On the inflation front, Fisher said it's "clearly rising toward our 2% goal more quickly than the FOMC imagined." While some believe allowing inflation to run above the target will give the labor market an extra boost, Fisher explained that "tightening monetary policy once we have pushed past sustainable capacity limits has almost always resulted in recession."
Lastly, Fisher echoed comments made during the FOMC's June meeting noting that extremely accommodative monetary policy (aka, super low interest rates) encourages excessive risk taking. Ultimately, Fisher believes that the Federal Reserve has crossed the line from "reviving markets to becoming the bellows fanning the flames of the "Booming and Bubbling."
Whether interest rates rise in early 2015, late 2015, or sometime after that, it will happen. This is an inevitability ARMOUR and American Capital Agency have been preparing for by adding a ton of hedges -- or, locking in borrowing costs by trading their floating interest rates for fixed rates.

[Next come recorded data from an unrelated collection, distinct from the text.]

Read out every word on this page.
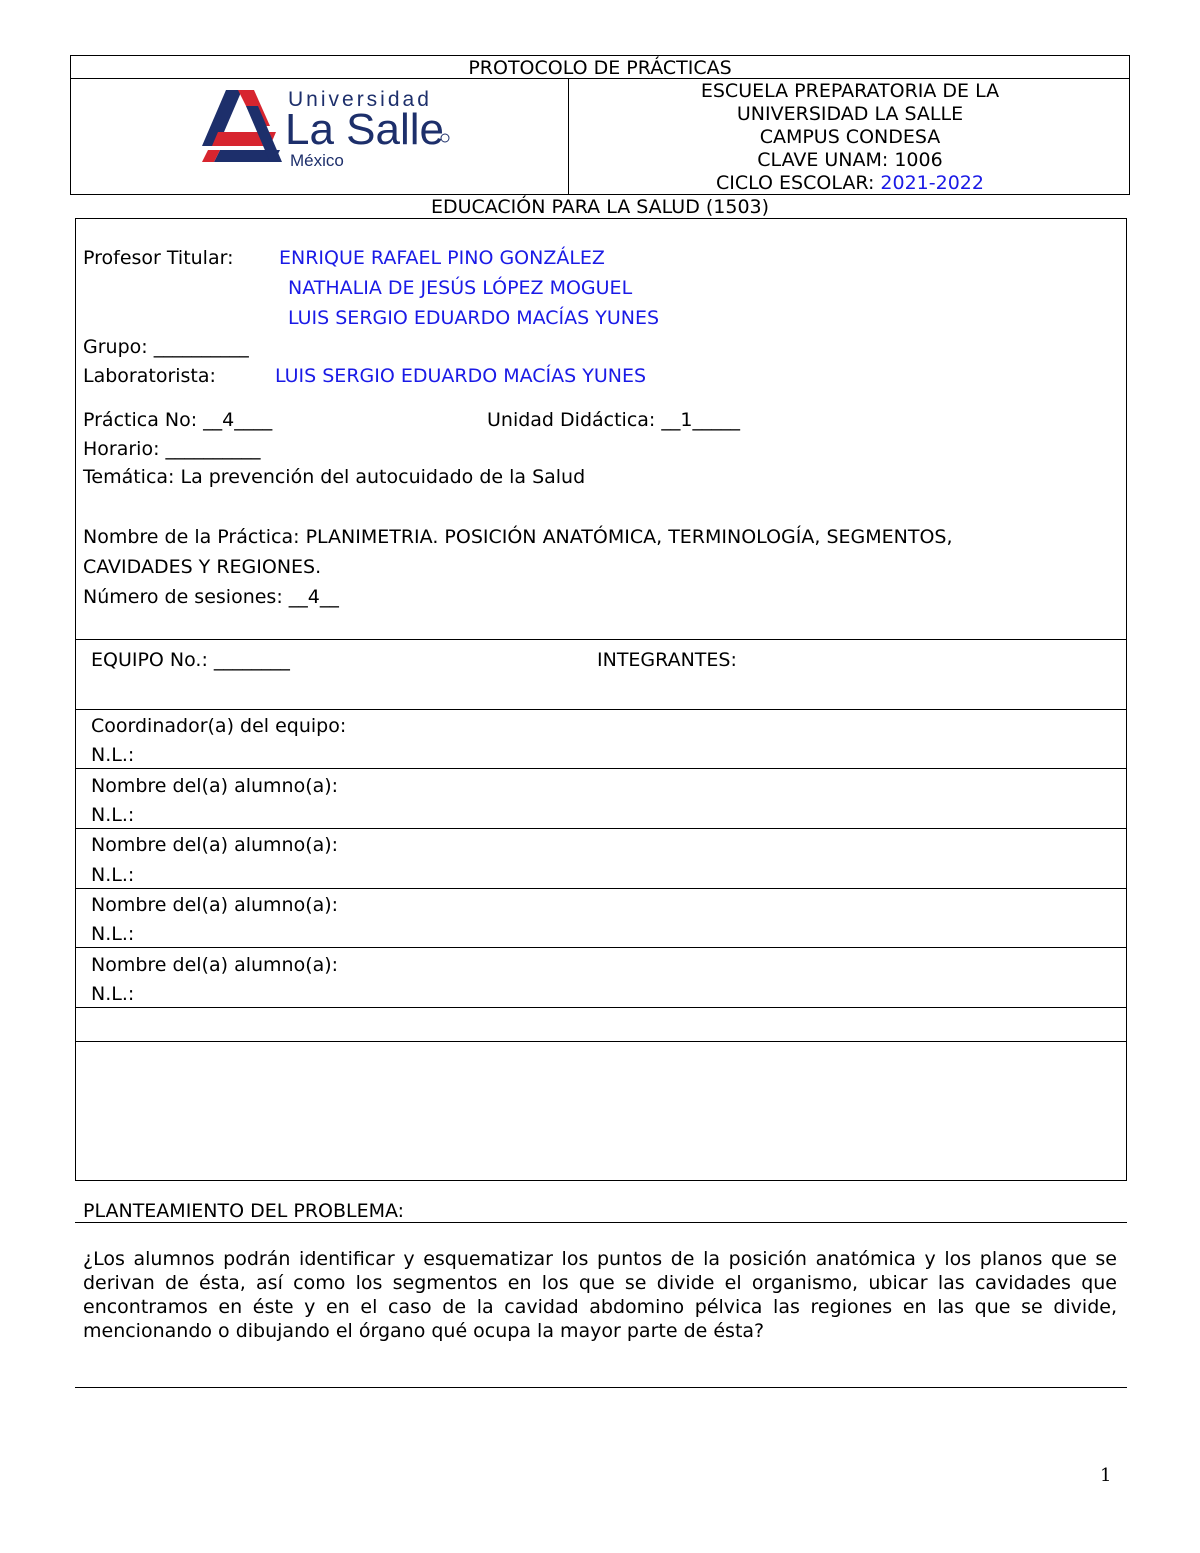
PROTOCOLO DE PRÁCTICAS
Universidad
La Salle
México
ESCUELA PREPARATORIA DE LA
UNIVERSIDAD LA SALLE
CAMPUS CONDESA
CLAVE UNAM: 1006
CICLO ESCOLAR: 2021-2022
EDUCACIÓN PARA LA SALUD (1503)
Profesor Titular: ENRIQUE RAFAEL PINO GONZÁLEZ
NATHALIA DE JESÚS LÓPEZ MOGUEL
LUIS SERGIO EDUARDO MACÍAS YUNES
Grupo: __________
Laboratorista:	LUIS SERGIO EDUARDO MACÍAS YUNES
Práctica No: __4____	Unidad Didáctica: __1_____
Horario: __________
Temática: La prevención del autocuidado de la Salud
Nombre de la Práctica: PLANIMETRIA. POSICIÓN ANATÓMICA, TERMINOLOGÍA, SEGMENTOS,
CAVIDADES Y REGIONES.
Número de sesiones: __4__
EQUIPO No.: ________	INTEGRANTES:
Coordinador(a) del equipo:
N.L.:
Nombre del(a) alumno(a):
N.L.:
Nombre del(a) alumno(a):
N.L.:
Nombre del(a) alumno(a):
N.L.:
Nombre del(a) alumno(a):
N.L.:
PLANTEAMIENTO DEL PROBLEMA:
¿Los alumnos podrán identificar y esquematizar los puntos de la posición anatómica y los planos que se derivan de ésta, así como los segmentos en los que se divide el organismo, ubicar las cavidades que encontramos en éste y en el caso de la cavidad abdomino pélvica las regiones en las que se divide, mencionando o dibujando el órgano qué ocupa la mayor parte de ésta?
1
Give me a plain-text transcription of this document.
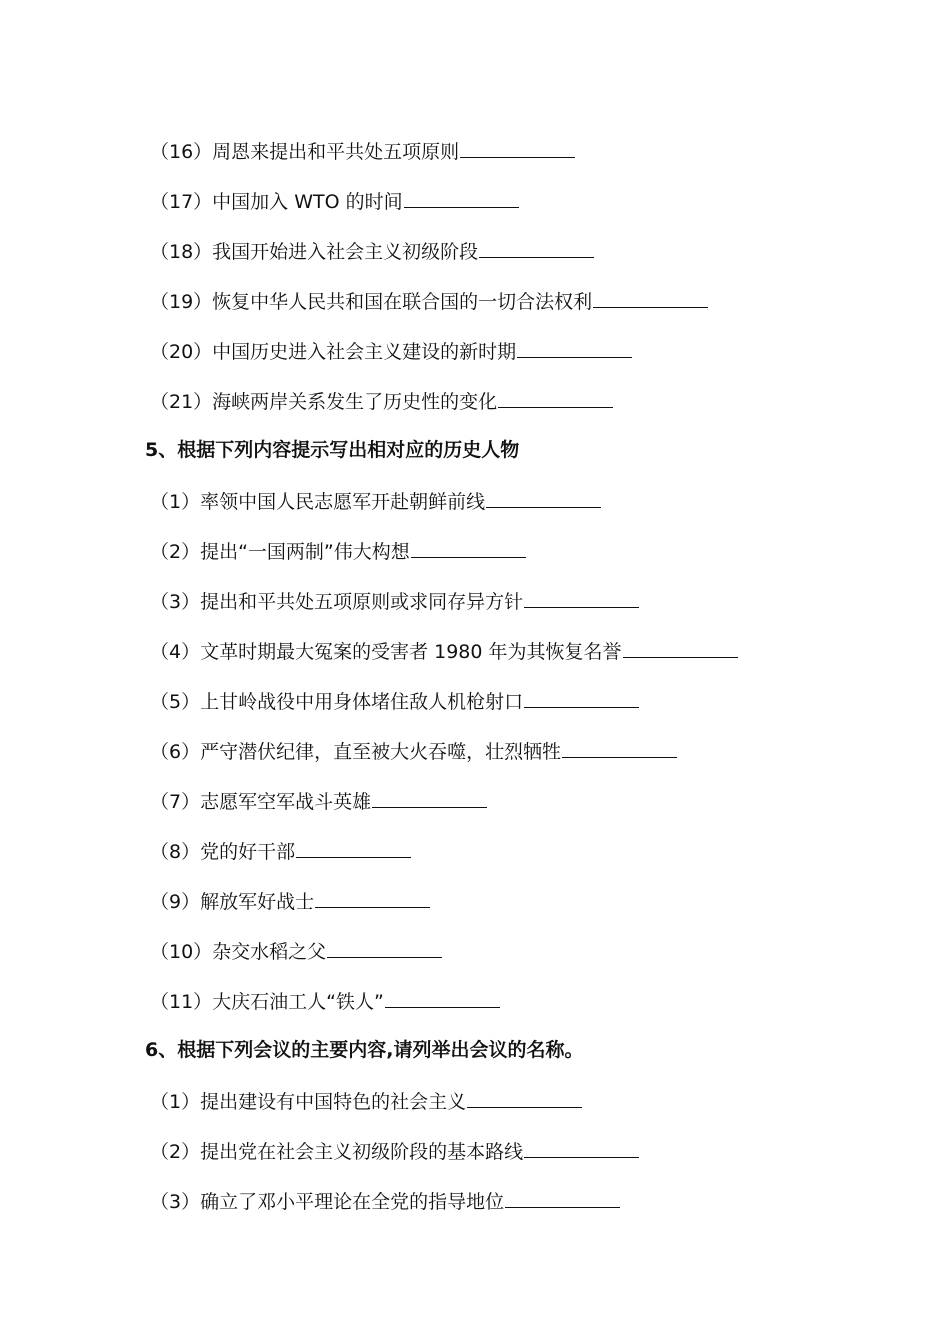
（16）周恩来提出和平共处五项原则
（17）中国加入 WTO 的时间
（18）我国开始进入社会主义初级阶段
（19）恢复中华人民共和国在联合国的一切合法权利
（20）中国历史进入社会主义建设的新时期
（21）海峡两岸关系发生了历史性的变化
5、根据下列内容提示写出相对应的历史人物
（1）率领中国人民志愿军开赴朝鲜前线
（2）提出“一国两制”伟大构想
（3）提出和平共处五项原则或求同存异方针
（4）文革时期最大冤案的受害者 1980 年为其恢复名誉
（5）上甘岭战役中用身体堵住敌人机枪射口
（6）严守潜伏纪律，直至被大火吞噬，壮烈牺牲
（7）志愿军空军战斗英雄
（8）党的好干部
（9）解放军好战士
（10）杂交水稻之父
（11）大庆石油工人“铁人”
6、根据下列会议的主要内容,请列举出会议的名称。
（1）提出建设有中国特色的社会主义
（2）提出党在社会主义初级阶段的基本路线
（3）确立了邓小平理论在全党的指导地位
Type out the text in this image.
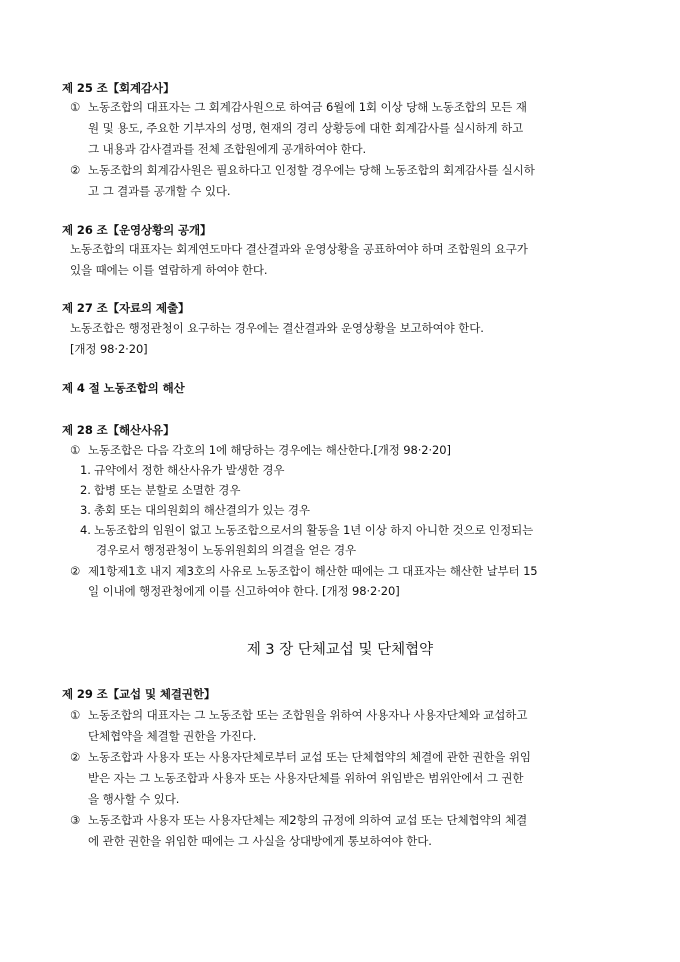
제 25 조【회계감사】
① 노동조합의 대표자는 그 회계감사원으로 하여금 6월에 1회 이상 당해 노동조합의 모든 재
원 및 용도, 주요한 기부자의 성명, 현재의 경리 상황등에 대한 회계감사를 실시하게 하고
그 내용과 감사결과를 전체 조합원에게 공개하여야 한다.
② 노동조합의 회계감사원은 필요하다고 인정할 경우에는 당해 노동조합의 회계감사를 실시하
고 그 결과를 공개할 수 있다.
제 26 조【운영상황의 공개】
노동조합의 대표자는 회계연도마다 결산결과와 운영상황을 공표하여야 하며 조합원의 요구가
있을 때에는 이를 열람하게 하여야 한다.
제 27 조【자료의 제출】
노동조합은 행정관청이 요구하는 경우에는 결산결과와 운영상황을 보고하여야 한다.
[개정 98·2·20]
제 4 절 노동조합의 해산
제 28 조【해산사유】
① 노동조합은 다음 각호의 1에 해당하는 경우에는 해산한다.[개정 98·2·20]
1. 규약에서 정한 해산사유가 발생한 경우
2. 합병 또는 분할로 소멸한 경우
3. 총회 또는 대의원회의 해산결의가 있는 경우
4. 노동조합의 임원이 없고 노동조합으로서의 활동을 1년 이상 하지 아니한 것으로 인정되는
경우로서 행정관청이 노동위원회의 의결을 얻은 경우
② 제1항제1호 내지 제3호의 사유로 노동조합이 해산한 때에는 그 대표자는 해산한 날부터 15
일 이내에 행정관청에게 이를 신고하여야 한다. [개정 98·2·20]
제 3 장 단체교섭 및 단체협약
제 29 조【교섭 및 체결권한】
① 노동조합의 대표자는 그 노동조합 또는 조합원을 위하여 사용자나 사용자단체와 교섭하고
단체협약을 체결할 권한을 가진다.
② 노동조합과 사용자 또는 사용자단체로부터 교섭 또는 단체협약의 체결에 관한 권한을 위임
받은 자는 그 노동조합과 사용자 또는 사용자단체를 위하여 위임받은 범위안에서 그 권한
을 행사할 수 있다.
③ 노동조합과 사용자 또는 사용자단체는 제2항의 규정에 의하여 교섭 또는 단체협약의 체결
에 관한 권한을 위임한 때에는 그 사실을 상대방에게 통보하여야 한다.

But both companies' are still exposed on the asset side. When long-term interest rates rise, it reduces the market value of ARMOUR and American Capital Agency's currently held fixed-rate securities (their largest asset class). Since mREITs trade based on the value of their assets, there would be a drop in both companies' stock price.
Historically, the fall in stock price has mirrored the rise in mortgage, or long-term, rates. Because long-term rates are market driven, rather than being controlled by the Federal Reserve, a change in the current "path of policy" could cause market panic, and lead to volatility and sharply rising rates. This could potentially mimic the "taper tantrum" witnessed in 2013, a year in which ARMOUR and American Capital Agency generated dismal total returns of -35% and -29%, respectively.
The good news is despite President Fisher's compelling arguments, his opinions remain within the minority. If the labor market and inflation continue to improve at an accelerated pace, however, that might change.
With that in mind, I do not see now as an attractive time to buy. But for long-term investors willing to ride out the adversity, I like American Capital Agency's stronger track record over ARMOUR.